The invention has the beneficial effects that:
the invention provides a new coronavirus target prediction and drug discovery method based on graph representation learning, which is used for effectively discovering potential relationships in heterogeneous relationship networks such as drug-target and the like, predicting targets of novel coronaviruses, screening drugs capable of inhibiting the novel coronaviruses and accelerating drug research and development.
Drawings
FIG. 1 is a diagram of the overall basic steps of the present invention;
FIG. 2 is a view showing the overall model structure of the present invention.
Detailed Description
The invention is further illustrated with reference to the following figures and examples.
As shown in fig. 1, the following describes the steps of the method in detail with reference to an example:
firstly, preparing a heterogeneous network data set; constructing an isomeric relationship network comprising action relationships between drugs, targets, side effects, diseases, wherein the drug-target interaction and drug-drug interaction networks are based on a DRUGBANK database, the target-target interaction network is based on an HPRD database, the drug-disease association and target-disease association networks are based on a CTD database, and the drug-side effect association network is based on a SIDER database; in the process of constructing a heterogeneous network data set, objects common in an interaction network are retained. For example, if there is drug x in the drug-drug interaction network, but there is no drug x in the drug-disease association network, then the subject needs to be removed. The processed interaction networks can be regarded as a heterogeneous network. Combining these six networks creates a heterogeneous network containing a total of 708 drugs, 1512 targets, 5603 diseases, 4192 side effects, and serves as a data set for the model. This heterogeneous network represents drugs, targets and other objects as nodes and drug-target etc. node interactions or associations as edges. Therefore, the object types are 4 in total, namely O { drug, target, disease, side effect }. And the relation types set R { drug-drug interaction, drug-disease association, drug-side effect association, disease-drug association, side effect-drug association, drug-protein interaction, protein-drug interaction, protein-protein interaction, protein-disease association, disease-protein association }, 10 kinds in total.

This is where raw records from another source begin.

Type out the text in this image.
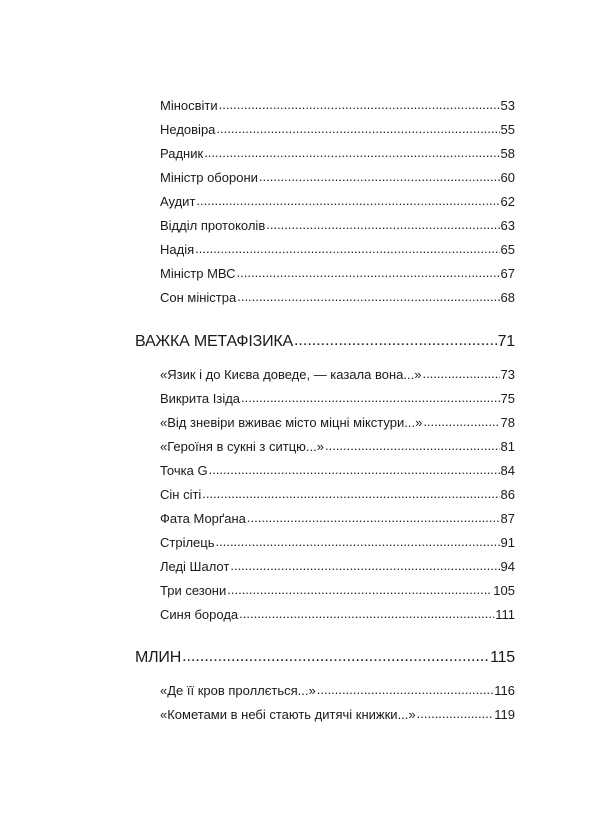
Міносвіти .....	53
Недовіра .....	55
Радник .....	58
Міністр оборони .....	60
Аудит .....	62
Відділ протоколів .....	63
Надія .....	65
Міністр МВС .....	67
Сон міністра .....	68
ВАЖКА МЕТАФІЗИКА .....	71
«Язик і до Києва доведе, — казала вона...» .....	73
Викрита Ізіда .....	75
«Від зневіри вживає місто міцні мікстури...» .....	78
«Героїня в сукні з ситцю...» .....	81
Точка G .....	84
Сін сіті .....	86
Фата Морґана .....	87
Стрілець .....	91
Леді Шалот .....	94
Три сезони .....	105
Синя борода .....	111
МЛИН .....	115
«Де її кров проллється...» .....	116
«Кометами в небі стають дитячі книжки...» .....	119
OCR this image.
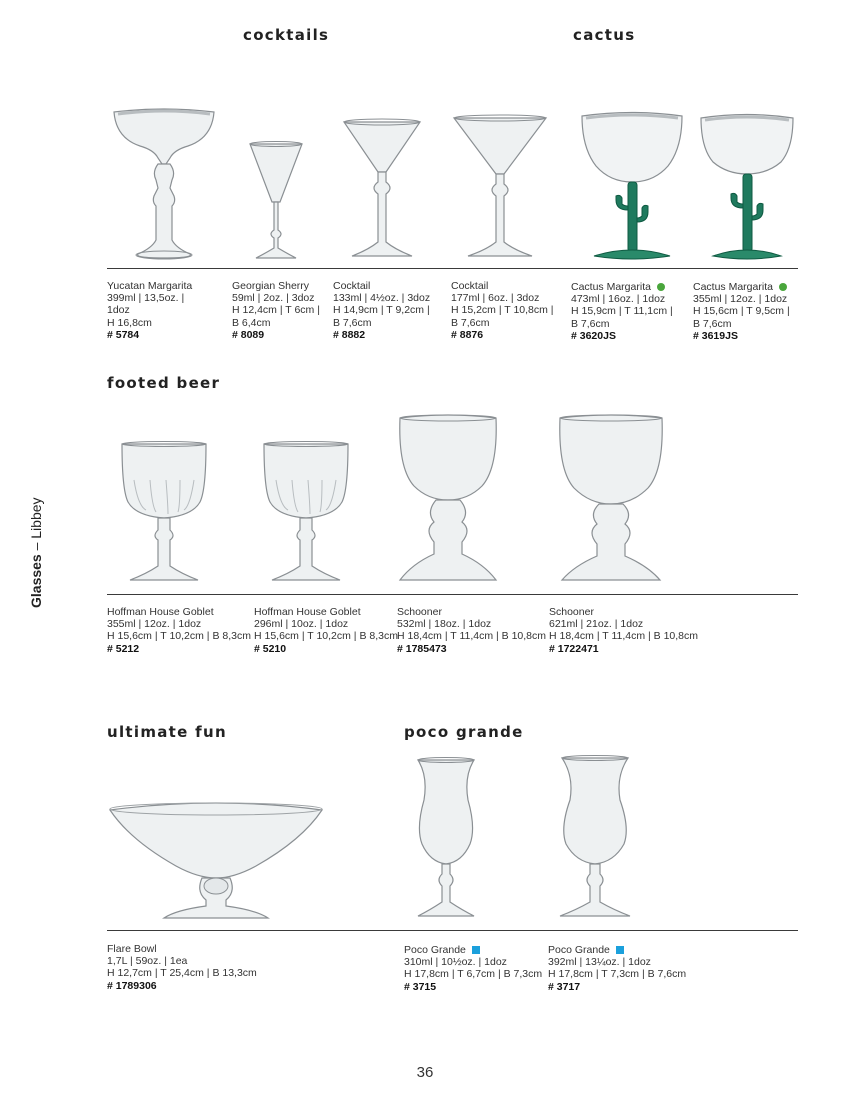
cocktails	cactus
footed beer
ultimate fun	poco grande
Glasses – Libbey
Yucatan Margarita
399ml | 13,5oz. |
1doz
H 16,8cm
# 5784
Georgian Sherry
59ml | 2oz. | 3doz
H 12,4cm | T 6cm |
B 6,4cm
# 8089
Cocktail
133ml | 4½oz. | 3doz
H 14,9cm | T 9,2cm |
B 7,6cm
# 8882
Cocktail
177ml | 6oz. | 3doz
H 15,2cm | T 10,8cm |
B 7,6cm
# 8876
Cactus Margarita
473ml | 16oz. | 1doz
H 15,9cm | T 11,1cm |
B 7,6cm
# 3620JS
Cactus Margarita
355ml | 12oz. | 1doz
H 15,6cm | T 9,5cm |
B 7,6cm
# 3619JS
Hoffman House Goblet
355ml | 12oz. | 1doz
H 15,6cm | T 10,2cm | B 8,3cm
# 5212
Hoffman House Goblet
296ml | 10oz. | 1doz
H 15,6cm | T 10,2cm | B 8,3cm
# 5210
Schooner
532ml | 18oz. | 1doz
H 18,4cm | T 11,4cm | B 10,8cm
# 1785473
Schooner
621ml | 21oz. | 1doz
H 18,4cm | T 11,4cm | B 10,8cm
# 1722471
Flare Bowl
1,7L | 59oz. | 1ea
H 12,7cm | T 25,4cm | B 13,3cm
# 1789306
Poco Grande
310ml | 10½oz. | 1doz
H 17,8cm | T 6,7cm | B 7,3cm
# 3715
Poco Grande
392ml | 13¼oz. | 1doz
H 17,8cm | T 7,3cm | B 7,6cm
# 3717
36
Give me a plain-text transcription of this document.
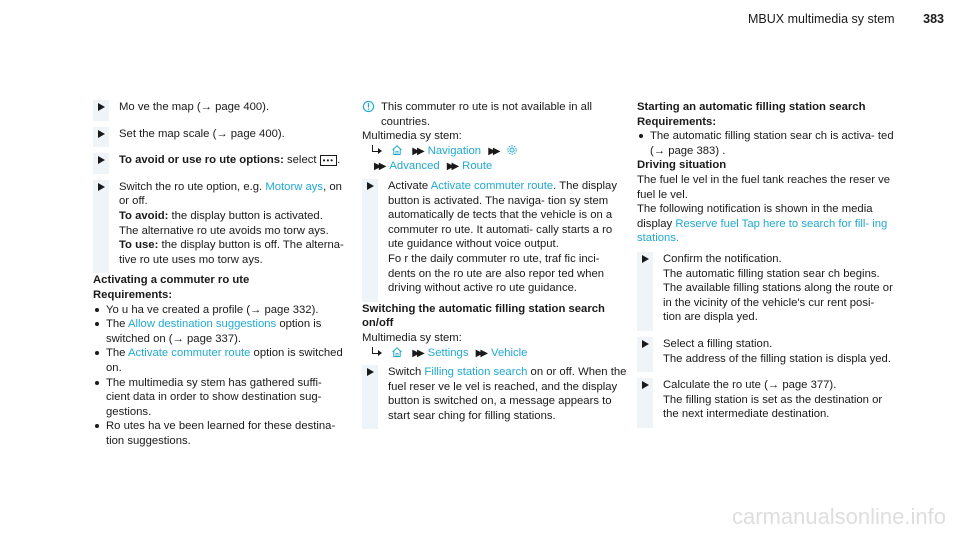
MBUX multimedia sy stem 383
Mo ve the map (→ page 400).
Set the map scale (→ page 400).
To avoid or use ro ute options: select ••• .
Switch the ro ute option, e.g. Motorw ays, on or off.
To avoid: the display button is activated. The alternative ro ute avoids mo torw ays.
To use: the display button is off. The alterna‐ tive ro ute uses mo torw ays.
Activating a commuter ro ute
Requirements:
Yo u ha ve created a profile (→ page 332).
The Allow destination suggestions option is switched on (→ page 337).
The Activate commuter route option is switched on.
The multimedia sy stem has gathered suffi‐ cient data in order to show destination sug‐ gestions.
Ro utes ha ve been learned for these destina‐ tion suggestions.
This commuter ro ute is not available in all countries.
Multimedia sy stem:
▶▶ Navigation ▶▶
▶▶ Advanced ▶▶ Route
Activate Activate commuter route. The display button is activated. The naviga‐ tion sy stem automatically de tects that the vehicle is on a commuter ro ute. It automati‐ cally starts a ro ute guidance without voice output.
Fo r the daily commuter ro ute, traf fic inci‐ dents on the ro ute are also repor ted when driving without active ro ute guidance.
Switching the automatic filling station search on/off
Multimedia sy stem:
▶▶ Settings ▶▶ Vehicle
Switch Filling station search on or off. When the fuel reser ve le vel is reached, and the display button is switched on, a message appears to start sear ching for filling stations.
Starting an automatic filling station search
Requirements:
The automatic filling station sear ch is activa‐ ted (→ page 383) .
Driving situation
The fuel le vel in the fuel tank reaches the reser ve fuel le vel.
The following notification is shown in the media display Reserve fuel Tap here to search for fill‐ ing stations.
Confirm the notification.
The automatic filling station sear ch begins. The available filling stations along the route or in the vicinity of the vehicle's cur rent posi‐ tion are displa yed.
Select a filling station.
The address of the filling station is displa yed.
Calculate the ro ute (→ page 377).
The filling station is set as the destination or the next intermediate destination.
carmanualsonline.info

Secondly, dividing the data set:
2.1. randomly sampling all negative samples of a drug-target interaction network in a data set, wherein the number of the negative samples is ten times of the number of positive examples, and forming a data set of a training model by using the negative examples sampled from the drug-target interaction network, all positive examples and all positive and negative examples of other interaction networks, wherein the nodes of the negative samples have no interaction relation, and the positive samples have the negative examples;
2.2. dividing the processed data set in 2.1 into 10 mutually exclusive subsets with the same size, and obtaining each subset through random layered sampling; then, taking 9 mutually exclusive subsets as a training set each time, randomly extracting 5% of the training set as a verification set, and taking the rest mutually exclusive subsets as a test set, namely training and testing the model through cross validation by ten folds;
2.3. repeating ten-fold cross validation for 10 times;
thirdly, constructing a model;
3.1. constructing a 3-layer stacked neural network, wherein one layer and two layers use a graph convolution neural network to integrate neighborhood information of a complex heterogeneous relation network in a divided data set, and a given l-th layer node is embedded into the neural networkAnd node neighbor embeddingThe characteristics of the next level node are expressed as follows:
whereinA set of neighbors representing node i under relation r, ci,rRepresents the sum of the edge values between node i and neighbors whose edge type is r, s (e) represents the edge value between node i and node j,and W(l)Representing weights in the graph convolution neural network, σ representing the activation function ReLU;
3.2. the neural network at the third layer is formed by combining a graph convolution neural network and an attention mechanism, namely, after neighborhood information sums of different relation types are obtained through processing of the graph convolution neural network, when a node is finally embedded, the attention mechanism is used for reflecting the influence degree of the neighborhood information sums considering the different relation types on node embedding, wherein the attention mechanism is expressed as follows:
wherein,is the neighborhood information sum of the node i with the relation type r, and is processed by a neural network with the same weight w and an offset value b to obtain si,r(ii) a Further, s is processed with a softmax functioni,rObtaining the attention coefficient alpha of the neighborhood information sum of each relationship typei,r(ii) a Finally, attention coefficient α is giveni,rMultiplication by the original embeddingObtaining the sum of the domain information of different relation types after adding the attention mechanismBased on the graph convolution neural network, multiplying the sum of the processed domain information by the number of different relation types, adding the mapping of the embedding of the previous layer of the node, and obtaining the final node embedding after the processing of the activation function;
3.3. after the final embedding of the nodes is obtained through the 3.2 processing, the characteristic representation in the relation heterogeneous network is forcibly extracted by using a network topology reconstruction method to obtain a final relocation network, wherein the network topology reconstruction method comprises the following steps:
wherein G isr,HrIs a projection matrix of a particular edge type r, if edge type r is symmetric, then Gr=Hr(ii) a Respectively through Gr,HrCharacterization of nodes EuAnd EvPerforming edge specific projection, and performing inner product on vectors obtained by two projections to enable the inner product result to complete original edge value s (e) reconstruction, wherein a projection matrix is initialized to be in Gaussian distribution;
step four, training a model: feeding the training set in the divided data set into the third step of the constructed medicine-target relation prediction model based on the graph convolution neural network and the attention mechanism; then, calculating an updated step length by using an Adam optimizer, and minimizing a reconstruction error; performing ten-fold cross validation for 10 times, training 100 models in total, and using the model trained for the last time;
fifthly, target prediction and drug discovery are carried out on the new coronavirus;
5.1. selecting a drug chloroquine capable of inhibiting the coronavirus, and finding out 2 targets with the maximum relational action strength according to the relational action strengths of the chloroquine and all the targets in the relocation network, wherein the 2 targets are respectively Toll-like receptor 9 and Tumor necrosis factor.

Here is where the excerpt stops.